Jungkook ben ve Tae'den başka kimse ile iletişim kurmuyor,kukumav kuşu gibi tepemde duruyordu her an.
Sürekli bana iltifat ediyordu ve bu istemsizce kalbimin hızlanmasına ve yanaklarımın kızarmasına sebep oluyordu.
Taehyung yanımızda iken gelen her bir iltifatta Taehyung gözlerini kısarak bize bakıyor ve ardından düşünceli bir şekilde önüne dönüyordu. Arkadaşlar birbirine iltifat edemez mi canım!?
Aslında etmese iyiydi.İnsan içinde domatese dönmek hobilerim arasında değildi çünkü.
Taehyung'un yanıma gelip beni yanına çekmesi ile şaşırarak ona baktım.
"Jiminniee ne zamandır başbaşa takılmıyoruz.Bugün beraber çıkalım mı biryerlere?"
"Tamam kanka gidelim."
"Tamam kanka sen eve git üstünü değiştir ben de seni almaya gelirim.Ağaç evimize gideriz."
"Çok güzel olur ne zamandır gitmiyorduk tamam ben eve geçiyorum o zaman şimdi."
Eve gittim.Üzerime kalın birşeyler giydim.Taehyung beni çok bekletmeden gelmişti. Giderken beni kolunun altına almıştı fakat düşünceli gibiydi.
Ben de rahatsız etmek istemedim ve hiç yorumda bulunmadım.20 dakika sonra ağaç eve geldiğimizde hemen tırmanıp oturduk.
"Jiminiee bu aralar bana hiç ilgi göstermiyorsun."
"Ne yapmamı bekliyorsun ki her gün 3 öğün poponu mu şaplaklayayım?"
"Cidden Bayan Park anneme sormam lazım seni beslerken ne kullandı? Bu tatlı görüntünün altında nasıl böyle bir salak olabilir?"
"Tae sen de sevgili gibi trip atıyorsun ne diyeyim."
"Şimdi ballı mochi'm benim ben diyorum ki siz Kook ile fazla mı samimi oldunuz bir anda?"

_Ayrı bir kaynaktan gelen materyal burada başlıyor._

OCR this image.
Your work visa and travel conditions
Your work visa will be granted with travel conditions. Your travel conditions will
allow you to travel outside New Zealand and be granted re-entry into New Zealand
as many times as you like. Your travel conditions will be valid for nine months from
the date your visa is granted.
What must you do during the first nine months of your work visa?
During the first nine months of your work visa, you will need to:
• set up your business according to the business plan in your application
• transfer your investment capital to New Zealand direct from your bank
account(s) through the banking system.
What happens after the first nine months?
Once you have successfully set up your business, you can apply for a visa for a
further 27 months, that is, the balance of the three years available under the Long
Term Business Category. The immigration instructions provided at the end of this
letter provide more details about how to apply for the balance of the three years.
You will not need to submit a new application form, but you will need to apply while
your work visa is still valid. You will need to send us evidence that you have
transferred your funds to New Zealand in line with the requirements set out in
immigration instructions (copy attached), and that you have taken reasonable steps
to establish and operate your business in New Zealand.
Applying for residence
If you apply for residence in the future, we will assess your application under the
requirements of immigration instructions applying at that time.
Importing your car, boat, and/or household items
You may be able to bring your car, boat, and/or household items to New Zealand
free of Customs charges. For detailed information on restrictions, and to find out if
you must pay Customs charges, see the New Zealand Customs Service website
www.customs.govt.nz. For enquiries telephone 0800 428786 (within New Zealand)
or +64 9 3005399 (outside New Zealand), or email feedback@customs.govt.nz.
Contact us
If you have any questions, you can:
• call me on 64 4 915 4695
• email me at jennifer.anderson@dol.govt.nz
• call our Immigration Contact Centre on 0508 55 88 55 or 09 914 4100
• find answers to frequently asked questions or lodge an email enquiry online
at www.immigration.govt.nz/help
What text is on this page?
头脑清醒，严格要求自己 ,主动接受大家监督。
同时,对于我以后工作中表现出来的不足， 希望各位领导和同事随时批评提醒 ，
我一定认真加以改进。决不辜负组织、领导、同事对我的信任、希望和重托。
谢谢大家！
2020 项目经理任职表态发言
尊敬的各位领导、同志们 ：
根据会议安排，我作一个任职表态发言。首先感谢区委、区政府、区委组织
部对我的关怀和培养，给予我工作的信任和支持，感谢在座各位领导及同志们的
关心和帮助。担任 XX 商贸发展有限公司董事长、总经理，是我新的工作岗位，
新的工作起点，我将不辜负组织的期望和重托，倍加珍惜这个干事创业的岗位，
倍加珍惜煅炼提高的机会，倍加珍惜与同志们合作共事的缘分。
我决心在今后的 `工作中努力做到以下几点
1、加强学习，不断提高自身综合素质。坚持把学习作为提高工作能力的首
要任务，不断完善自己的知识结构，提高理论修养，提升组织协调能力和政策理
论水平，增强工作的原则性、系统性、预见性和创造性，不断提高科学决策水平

"Çocuk geleli 2 aya yakın süre oldu ve sürekli yanımızda bence yeteri kadar zamanımız vardı tanıyarak samimi olmak için."
"Haklısın ama sanki siz bir farklı oldunuz gibi."
"Nasıl farklı?"
"Ne bileyim flörtleşiyorsunuz gibi duruyor."
"Saçmalama Taehyung ben mi ondan hoşlanacağım,yok canım.Ne var yani azıcık yakışıklıysa,karizmatikse,komikse ne olur ki yani?" dedim en samimiyetsiz kahkahamı havaya bırakırken.
"Ben ondan hoşlanıyorsun dememiştim ama.Sen itiraf etmiş oldun."
Yalan söylemeyi beceremediğimi bildiğim için bakışlarımı ayaklarıma indirdim.
"Jimin neden bana söylemedin?"
"Benim hakkımda ne düşüneceğini bilemezdim ki."
"Ne düşüneceğim Jimin? Sen kimi seversen sev,hâlâ benim için 4 yaşında gördüğümde pamuktan yapıldığını sandığım tatlı çocuksun."
"Pamuktan?"
"Ne bileyim kanka bembeyazsın."
"Tamam." istemsizce kahkaha attım.
"Ailen bilmiyor değil mi?"
"Onlara söyleyemem."
"Anlıyorum.Peki Jungkook'dan bir beklentin var mı? Yani onunla olmak istiyor musun?"